A Kurdish politician who took his high school exams from inside a Baathist prison, Mr. Salih said he was the target of the alliance between jihadists, Baathists, and Al Qaeda in 2001, when a group known as Ansar al-Islam tried to assassinate him. In 2002, envoys of the Patriotic Union of Kurdistan, one of the two Kurdish parties sharing sovereignty over northern Iraq between the two Iraq wars, presented the CIA with evidence that the organization that tried to kill Mr. Salih had been in part funded and directed by Saddam Hussein’s Republican Guard.

The Senate’s report declassifies a July 2002 Defense Intelligence Agency study of Ansar al-Islam as a possible link between Saddam’s Iraq and Al Qaeda that concludes that, even if it can be proven, as Mr. Salih at the time alleged, that the Baathist regime supported the group, “it will not necessarily implicate the regime in supporting Al Qaeda.” The DIA concludes that Ansar al-Islam “receives assistance” from Al Qaeda but is not a branch of the terrorist organization.

This last point is the kind of sophistry that defenders of Saddam are forced to resort to. There is no doubt that Ansar al Islam was a dangerous terrorist group; among its activities was the production of ricin to be used in terrorist acts in Europe. The left’s conventional defense of Ansar al Islam is that it was located in the northern part of Iraq, and therefore under the presumed dominion of the Kurds. But so what? They were in Iraq, and Saddam not only tolerated but supported them. The Kurds had no ability to drive them out. The idea that Saddam is insulated from al Qaeda because Ansar was only supported by al Qaeda, but was not a “branch” of al Qaeda, is the kind of silliness liberals engage in on this issue. Ansar was a terrorist Islamic group, and Saddam both harbored and supported them.

Likewise with the claim that Saddam had no idea that Zarqawi was inside Iraq for over a year before the Iraq war began, conducting terrorist operations from Iraqi soil. I think that claim is highly unlikely, and that Saddam, at a minimum, tolerated Zarqawi and the other al Qaeda refugees from Afghanistan because of their shared goals. But again, what is the point? Zarqawi organized and carried out, from Iraq, the assassination of American diplomat Laurence Foley, in Jordan, in December 2002. So again, there is no question Saddam’s government harbored terrorists who carried out terrorist acts against the United States from Iraqi soil.

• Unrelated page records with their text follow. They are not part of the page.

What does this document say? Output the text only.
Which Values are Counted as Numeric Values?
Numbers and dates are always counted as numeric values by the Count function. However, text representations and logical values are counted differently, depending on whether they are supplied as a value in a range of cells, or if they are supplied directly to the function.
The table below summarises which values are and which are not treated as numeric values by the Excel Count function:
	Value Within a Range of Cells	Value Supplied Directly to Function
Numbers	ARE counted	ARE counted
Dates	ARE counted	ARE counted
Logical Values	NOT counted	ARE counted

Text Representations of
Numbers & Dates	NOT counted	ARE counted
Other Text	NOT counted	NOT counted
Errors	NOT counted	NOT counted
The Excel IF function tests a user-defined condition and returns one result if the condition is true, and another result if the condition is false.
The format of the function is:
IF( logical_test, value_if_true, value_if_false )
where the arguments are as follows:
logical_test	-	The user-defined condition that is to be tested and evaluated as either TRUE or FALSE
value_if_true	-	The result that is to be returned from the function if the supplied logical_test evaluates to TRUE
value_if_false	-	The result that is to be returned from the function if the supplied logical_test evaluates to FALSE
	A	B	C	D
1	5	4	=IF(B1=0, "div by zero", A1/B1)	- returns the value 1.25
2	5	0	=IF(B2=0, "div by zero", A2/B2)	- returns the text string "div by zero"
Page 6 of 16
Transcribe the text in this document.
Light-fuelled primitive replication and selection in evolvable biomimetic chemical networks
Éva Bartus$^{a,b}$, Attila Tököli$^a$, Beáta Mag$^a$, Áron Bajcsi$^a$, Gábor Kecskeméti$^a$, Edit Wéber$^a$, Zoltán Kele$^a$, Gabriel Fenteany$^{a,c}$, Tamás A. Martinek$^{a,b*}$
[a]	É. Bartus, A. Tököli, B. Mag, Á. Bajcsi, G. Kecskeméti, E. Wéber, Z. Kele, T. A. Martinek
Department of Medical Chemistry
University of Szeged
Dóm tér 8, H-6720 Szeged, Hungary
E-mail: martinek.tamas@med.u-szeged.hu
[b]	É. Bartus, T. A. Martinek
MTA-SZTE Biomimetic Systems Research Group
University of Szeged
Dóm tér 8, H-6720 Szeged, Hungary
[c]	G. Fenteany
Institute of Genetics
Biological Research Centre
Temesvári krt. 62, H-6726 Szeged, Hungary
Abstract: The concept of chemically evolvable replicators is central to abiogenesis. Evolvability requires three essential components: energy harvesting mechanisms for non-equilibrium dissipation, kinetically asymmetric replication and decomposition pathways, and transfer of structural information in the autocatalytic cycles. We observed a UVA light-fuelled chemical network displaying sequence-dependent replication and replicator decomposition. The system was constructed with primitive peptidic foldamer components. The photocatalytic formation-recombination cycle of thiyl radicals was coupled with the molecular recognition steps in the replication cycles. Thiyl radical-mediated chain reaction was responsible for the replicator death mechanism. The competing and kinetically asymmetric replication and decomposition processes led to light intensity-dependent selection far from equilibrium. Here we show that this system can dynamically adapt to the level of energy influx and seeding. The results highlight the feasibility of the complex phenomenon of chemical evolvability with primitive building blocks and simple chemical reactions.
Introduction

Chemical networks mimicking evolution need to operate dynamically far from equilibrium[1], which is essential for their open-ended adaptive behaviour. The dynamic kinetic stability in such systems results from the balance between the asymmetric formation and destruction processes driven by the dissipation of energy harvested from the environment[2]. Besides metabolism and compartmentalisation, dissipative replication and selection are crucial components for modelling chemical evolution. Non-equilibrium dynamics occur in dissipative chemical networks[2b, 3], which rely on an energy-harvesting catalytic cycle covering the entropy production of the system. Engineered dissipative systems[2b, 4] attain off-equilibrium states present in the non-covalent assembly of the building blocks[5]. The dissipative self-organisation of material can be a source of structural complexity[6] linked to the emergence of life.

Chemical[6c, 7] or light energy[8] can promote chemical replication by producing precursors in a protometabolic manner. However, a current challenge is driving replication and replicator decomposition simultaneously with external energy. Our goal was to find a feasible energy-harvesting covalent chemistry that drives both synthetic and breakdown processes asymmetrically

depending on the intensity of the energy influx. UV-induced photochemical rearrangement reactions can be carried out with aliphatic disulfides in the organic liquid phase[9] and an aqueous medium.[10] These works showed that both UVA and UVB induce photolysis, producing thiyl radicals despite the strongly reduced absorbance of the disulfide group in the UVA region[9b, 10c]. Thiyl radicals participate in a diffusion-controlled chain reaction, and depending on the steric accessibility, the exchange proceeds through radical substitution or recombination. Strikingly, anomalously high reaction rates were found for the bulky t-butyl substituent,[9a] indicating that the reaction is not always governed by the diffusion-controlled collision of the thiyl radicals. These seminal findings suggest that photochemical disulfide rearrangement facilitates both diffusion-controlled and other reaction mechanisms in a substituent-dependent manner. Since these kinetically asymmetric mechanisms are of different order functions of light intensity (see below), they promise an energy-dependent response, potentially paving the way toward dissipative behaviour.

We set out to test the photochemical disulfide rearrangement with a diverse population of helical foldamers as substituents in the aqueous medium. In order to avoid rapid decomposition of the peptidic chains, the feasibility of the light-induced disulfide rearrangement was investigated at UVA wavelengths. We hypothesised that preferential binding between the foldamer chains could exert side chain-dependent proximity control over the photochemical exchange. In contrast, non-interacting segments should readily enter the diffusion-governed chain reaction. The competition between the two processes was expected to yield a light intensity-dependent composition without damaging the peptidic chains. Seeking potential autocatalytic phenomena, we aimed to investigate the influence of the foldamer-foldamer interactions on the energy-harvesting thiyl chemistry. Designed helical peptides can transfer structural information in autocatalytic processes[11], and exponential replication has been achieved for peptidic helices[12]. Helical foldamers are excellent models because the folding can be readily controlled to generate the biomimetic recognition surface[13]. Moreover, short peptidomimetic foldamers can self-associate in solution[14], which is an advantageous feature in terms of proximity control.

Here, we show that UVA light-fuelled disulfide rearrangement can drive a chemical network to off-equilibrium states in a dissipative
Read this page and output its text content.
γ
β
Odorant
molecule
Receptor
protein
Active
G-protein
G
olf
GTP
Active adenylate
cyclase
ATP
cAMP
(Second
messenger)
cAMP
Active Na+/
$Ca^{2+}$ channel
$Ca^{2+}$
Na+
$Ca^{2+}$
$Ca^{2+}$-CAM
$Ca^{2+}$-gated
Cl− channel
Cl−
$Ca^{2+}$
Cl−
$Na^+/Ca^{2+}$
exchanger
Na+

Saddam’s support for Ansar, his ongoing efforts to shoot down American aircraft, his twice launching invasions of neighboring states; the atrocities carried out by Iraqis in Kuwait; Saddam’s attempt to murder a former President of the United States; his hosting of conferences of Islamic radicals in Baghdad; his payment of bounties to the families of suicide bombers; and his steady pursuit of weapons of mass destruction, over a period of decades, amply warranted his removal from power. As Congress and the Clinton Administration recognized in 1998. The fact that al Qaeda terrorists were conducting operations against Americans from the shelter of Iraq, without any interference from Saddam’s government, was just one more reason why Saddam had to go.

Of all of the strange tactics pursued by the Left in connection with the Iraq war, the attempt to rehabilitate Saddam Hussein is, I think, the strangest.